Personal information
- Full name: Floyd Lamonte Reifer
- Born: 23 July 1972 (age 54) Christ Church, Barbados
- Nickname: Fly Reifer
- Batting: Left-handed
- Bowling: Right-arm medium
- Role: Batsman
- Relations: Raymon Reifer (cousin); Elvis Reifer (uncle); Leslie Reifer (cousin);

International information
- National side: West Indies;
- Test debut (cap 217): 13 June 1997 v Sri Lanka
- Last Test: 17 July 2009 v Bangladesh
- ODI debut (cap 84): 6 June 1997 v Sri Lanka
- Last ODI: 30 September 2009 v India
- ODI shirt no.: 60
- Only T20I (cap 35): 2 August 2009 v Bangladesh

Domestic team information
- 1992–2007: Barbados
- 2008–2014: Combined Campuses and Colleges

Career statistics
| Competition | Test | ODI | FC | LA |
| Matches | 6 | 8 | 154 | 131 |
| Runs scored | 111 | 117 | 7,640 | 3,294 |
| Batting average | 9.25 | 14.62 | 30.68 | 30.78 |
| 100s/50s | 0/0 | 0/0 | 13/41 | 3/17 |
| Top score | 29 | 40 | 200 | 130 |
| Balls bowled | – | – | 252 | 251 |
| Wickets | – | – | 1 | 3 |
| Bowling average | – | – | 156.00 | 72.33 |
| 5 wickets in innings | – | – | 0 | 0 |
| 10 wickets in match | – | – | 0 | 0 |
| Best bowling | – | – | 1/19 | 1/6 |
| Catches/stumpings | 6/– | 3/– | 159/– | 39/– |
- Source: CricketArchive, 28 December 2018

= Floyd Reifer =

West Indian cricketer (born 1972)

Floyd Lamonte Reifer (born 23 July 1972) is a Barbadian cricketer and politician. He is a left-handed middle-order batsman and a right-arm medium pace bowler.

Reifer has played six Tests and eight One Day Internationals for the West Indies cricket team, spread over a home tour against Sri Lanka in 1997 and the 2009 edition of the ICC Champions trophy.

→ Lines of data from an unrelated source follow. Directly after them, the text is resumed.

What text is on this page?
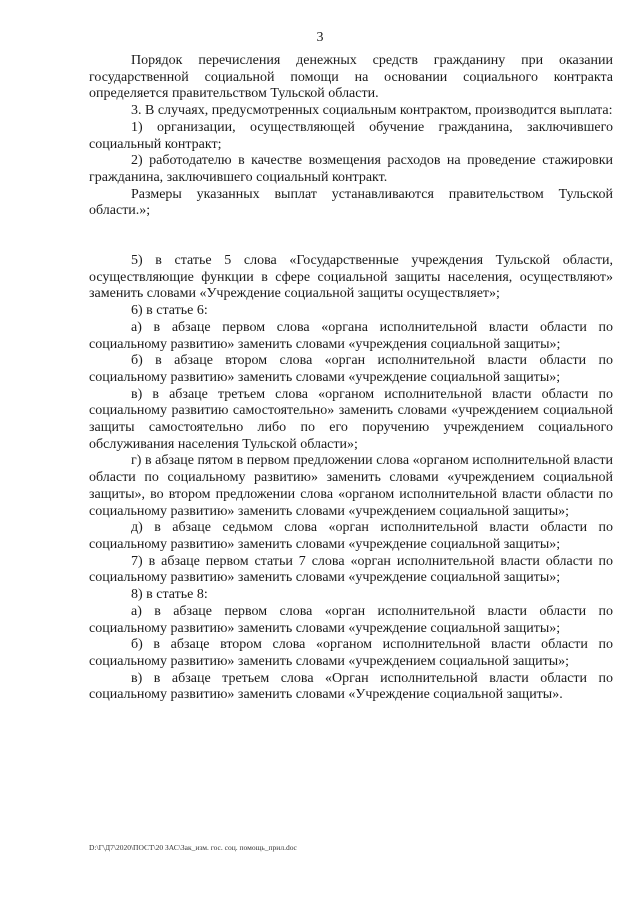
3

Порядок перечисления денежных средств гражданину при оказании государственной социальной помощи на основании социального контракта определяется правительством Тульской области.

3. В случаях, предусмотренных социальным контрактом, производится выплата:

1) организации, осуществляющей обучение гражданина, заключившего социальный контракт;

2) работодателю в качестве возмещения расходов на проведение стажировки гражданина, заключившего социальный контракт.

Размеры указанных выплат устанавливаются правительством Тульской области.»;

5) в статье 5 слова «Государственные учреждения Тульской области, осуществляющие функции в сфере социальной защиты населения, осуществляют» заменить словами «Учреждение социальной защиты осуществляет»;

6) в статье 6:

а) в абзаце первом слова «органа исполнительной власти области по социальному развитию» заменить словами «учреждения социальной защиты»;

б) в абзаце втором слова «орган исполнительной власти области по социальному развитию» заменить словами «учреждение социальной защиты»;

в) в абзаце третьем слова «органом исполнительной власти области по социальному развитию самостоятельно» заменить словами «учреждением социальной защиты самостоятельно либо по его поручению учреждением социального обслуживания населения Тульской области»;

г) в абзаце пятом в первом предложении слова «органом исполнительной власти области по социальному развитию» заменить словами «учреждением социальной защиты», во втором предложении слова «органом исполнительной власти области по социальному развитию» заменить словами «учреждением социальной защиты»;

д) в абзаце седьмом слова «орган исполнительной власти области по социальному развитию» заменить словами «учреждение социальной защиты»;

7) в абзаце первом статьи 7 слова «орган исполнительной власти области по социальному развитию» заменить словами «учреждение социальной защиты»;

8) в статье 8:

а) в абзаце первом слова «орган исполнительной власти области по социальному развитию» заменить словами «учреждение социальной защиты»;

б) в абзаце втором слова «органом исполнительной власти области по социальному развитию» заменить словами «учреждением социальной защиты»;

в) в абзаце третьем слова «Орган исполнительной власти области по социальному развитию» заменить словами «Учреждение социальной защиты».

D:\Г\Д7\2020\ПОСТ\20 ЗАС\Зак_изм. гос. соц. помощь_прил.doc
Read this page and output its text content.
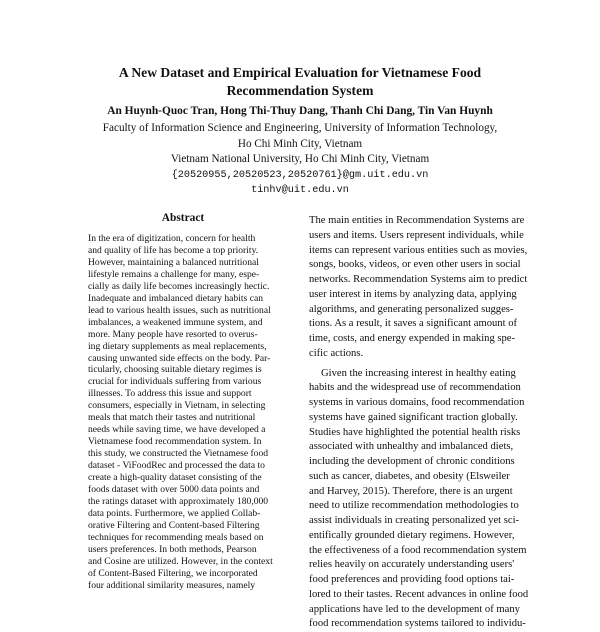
A New Dataset and Empirical Evaluation for Vietnamese Food
Recommendation System
An Huynh-Quoc Tran, Hong Thi-Thuy Dang, Thanh Chi Dang, Tin Van Huynh
Faculty of Information Science and Engineering, University of Information Technology,
Ho Chi Minh City, Vietnam
Vietnam National University, Ho Chi Minh City, Vietnam
{20520955,20520523,20520761}@gm.uit.edu.vn
tinhv@uit.edu.vn
Abstract

In the era of digitization, concern for health
and quality of life has become a top priority.
However, maintaining a balanced nutritional
lifestyle remains a challenge for many, espe-
cially as daily life becomes increasingly hectic.
Inadequate and imbalanced dietary habits can
lead to various health issues, such as nutritional
imbalances, a weakened immune system, and
more. Many people have resorted to overus-
ing dietary supplements as meal replacements,
causing unwanted side effects on the body. Par-
ticularly, choosing suitable dietary regimes is
crucial for individuals suffering from various
illnesses. To address this issue and support
consumers, especially in Vietnam, in selecting
meals that match their tastes and nutritional
needs while saving time, we have developed a
Vietnamese food recommendation system. In
this study, we constructed the Vietnamese food
dataset - ViFoodRec and processed the data to
create a high-quality dataset consisting of the
foods dataset with over 5000 data points and
the ratings dataset with approximately 180,000
data points. Furthermore, we applied Collab-
orative Filtering and Content-based Filtering
techniques for recommending meals based on
users preferences. In both methods, Pearson
and Cosine are utilized. However, in the context
of Content-Based Filtering, we incorporated
four additional similarity measures, namely

The main entities in Recommendation Systems are
users and items. Users represent individuals, while
items can represent various entities such as movies,
songs, books, videos, or even other users in social
networks. Recommendation Systems aim to predict
user interest in items by analyzing data, applying
algorithms, and generating personalized sugges-
tions. As a result, it saves a significant amount of
time, costs, and energy expended in making spe-
cific actions.
Given the increasing interest in healthy eating
habits and the widespread use of recommendation
systems in various domains, food recommendation
systems have gained significant traction globally.
Studies have highlighted the potential health risks
associated with unhealthy and imbalanced diets,
including the development of chronic conditions
such as cancer, diabetes, and obesity (Elsweiler
and Harvey, 2015). Therefore, there is an urgent
need to utilize recommendation methodologies to
assist individuals in creating personalized yet sci-
entifically grounded dietary regimens. However,
the effectiveness of a food recommendation system
relies heavily on accurately understanding users'
food preferences and providing food options tai-
lored to their tastes. Recent advances in online food
applications have led to the development of many
food recommendation systems tailored to individu-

Ten years after playing his fourth Test match, Reifer was recalled to play for the West Indies on 9 July 2009. He captained an understrength team fielded by the West Indies against Bangladesh. This 15-man squad included nine uncapped players and seven West Indies players made their Test debut in the 1st Test which was played at Kingstown, St Vincent on 9–13 July 2009. The first XI had made themselves unavailable due to a pay dispute with the West Indies Cricket Board. The West Indies went on to lose the two Test series 2–0 and the three match One Day International series 3–0.

In 2002 Reifer played as an overseas professional for Scottish club team Ferguslie.
He also played three matches for the Scottish Saltires as an overseas player in 2004. Of his 145 first-class matches, 85 have been for Barbados, with whom he has won six Carib Beer Cup titles.

==Coaching career==
Reifer was appointed head coach of the newly formed cricket team called Combined Campuses & Colleges in 2009. He played there as player-cum-coach. In April 2019, he was appointed as a head coach of West Indies national cricket team.

==Politics==
Reifer is active in Barbadian politics, and contested the 2020 St. George North by-election as the candidate of the opposition Democratic Labour Party.